The goblins have brio and they have goals of their own. They ride intelligent wolves, their comrades in war and raiding. Tolkien specifies that the wolves are "evil wolves over the Edge of the Wild," just as he specifies in introducing the goblins that they are "cruel, wicked, and bad-hearted." It's important to say who the bad guys are because, as he concedes, the animosity between the villain goblins and his hero dwarves is basically a fight over underground real estate. If the deck weren't stacked against them, the goblins might have a valid point. 

The Hobbit drew the pattern for fantasy goblins of this kind: antic, violent, organized. Tolkien claimed, as he hammered his children's adventure book into the continuity of the fantasy epic that followed it, that "goblin" was just another word for "orc," but the stories say otherwise. The orcs are grim cogs in the war machine, footsoldiers of Mordor. When Tolkien's orcs give a glimpse of anything other than meanness and bloodthirst, it's the weariness of beaten-down troops, not the animation of his goblins. 

When Gary Gygax wrote the rules of D&D, cribbing shamelessly from Tolkieniana, he kept the orcs and the goblins separate. Orcs stand six feet tall or more, while goblins are only four feetβ€”one rung up from the bottom of the ladder of enemy humanoids, bigger and stronger than the kobolds and smaller and weaker than anything else, from orcs up through hobgoblins, ogres, and hill giants. Yet the average goblin has more hit points, more life force, than an ordinary non-player human or halfling (Gygax's barely veiled term for "hobbit"). 

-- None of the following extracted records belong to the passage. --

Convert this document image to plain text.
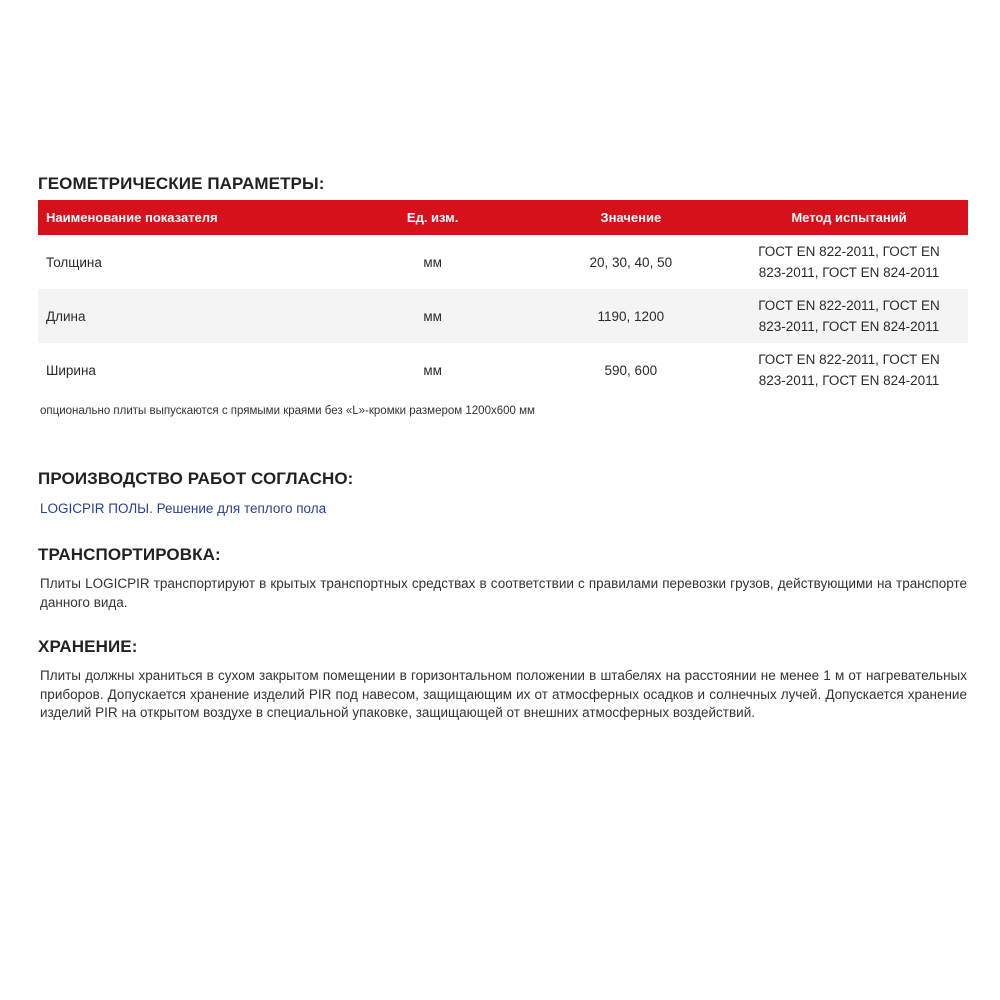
ГЕОМЕТРИЧЕСКИЕ ПАРАМЕТРЫ:
Наименование показателя	Ед. изм.	Значение	Метод испытаний
Толщина	мм	20, 30, 40, 50	ГОСТ EN 822-2011, ГОСТ EN
823-2011, ГОСТ EN 824-2011
Длина	мм	1190, 1200	ГОСТ EN 822-2011, ГОСТ EN
823-2011, ГОСТ EN 824-2011
Ширина	мм	590, 600	ГОСТ EN 822-2011, ГОСТ EN
823-2011, ГОСТ EN 824-2011
опционально плиты выпускаются с прямыми краями без «L»-кромки размером 1200х600 мм
ПРОИЗВОДСТВО РАБОТ СОГЛАСНО:
LOGICPIR ПОЛЫ. Решение для теплого пола
ТРАНСПОРТИРОВКА:
Плиты LOGICPIR транспортируют в крытых транспортных средствах в соответствии с правилами перевозки грузов, действующими на транспорте данного вида.
ХРАНЕНИЕ:
Плиты должны храниться в сухом закрытом помещении в горизонтальном положении в штабелях на расстоянии не менее 1 м от нагревательных приборов. Допускается хранение изделий PIR под навесом, защищающим их от атмосферных осадков и солнечных лучей. Допускается хранение изделий PIR на открытом воздухе в специальной упаковке, защищающей от внешних атмосферных воздействий.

It's all foundationally racist, beyond dispute, this building of fantasy worlds around different kinds of persons or non-persons, with their inborn proclivities and fixed moral status. Tolkien made his goblins not only bad-hearted but gifted miners who lazily prefer to do "untidy and dirty" work; for weapons, they use axes and "bent swords." He meant the goblins to be a vessel into which he skimmed off the bad from the good in humanity: "It is not unlikely that they invented some of the machines that have since troubled the world, especially the ingenious devices for killing large numbers of people at once, for wheels and engines and explosions always delighted them," he wrote, though in fact on non-Middle ordinary Earth it was upright surface-dwelling humans who did those things. 

Still, stereotypes and archetypes twist around on you, like so many bent swords. Whatever Orientalist colors Tolkien may have tried to paint the armies of evil with in The Lord of the Rings, anyone even passingly familiar with the Crusades knows that defenders on the clean high walls of Minas Tirith would be the Saracens, with the filthy brutish Christians teeming below. And looking at the old role-playing games, four or five decades into life, I've felt my interest and sympathy turning toward the supernumeraries.

What roles does one get to play, really? The original Advanced Dungeons & Dragons let players inhabit personae including dwarves (tough, good at tunnel-building), halflings (nimble and magic-resistant), and even elves, with their near-endless lifespans and tedious superiority. Goblins were the Other, though. The closest you could get was to be a half-orc. The current Fifth Edition of the Player's Handbook still won't offer the goblins' point of view, even as it provides the more grandiose participants the chance to play as human/dragon or human/demon hybrids. 

Being part dragon makes about as much sense, narratively, as being part dungeon. Fantasy is dogged by the temptations of maximalism, the urge to skip to the part of the hero's journey where the protagonist is already special and interesting and the world tilts their way. Why not start off small and fierce and anonymous, and see how far you go?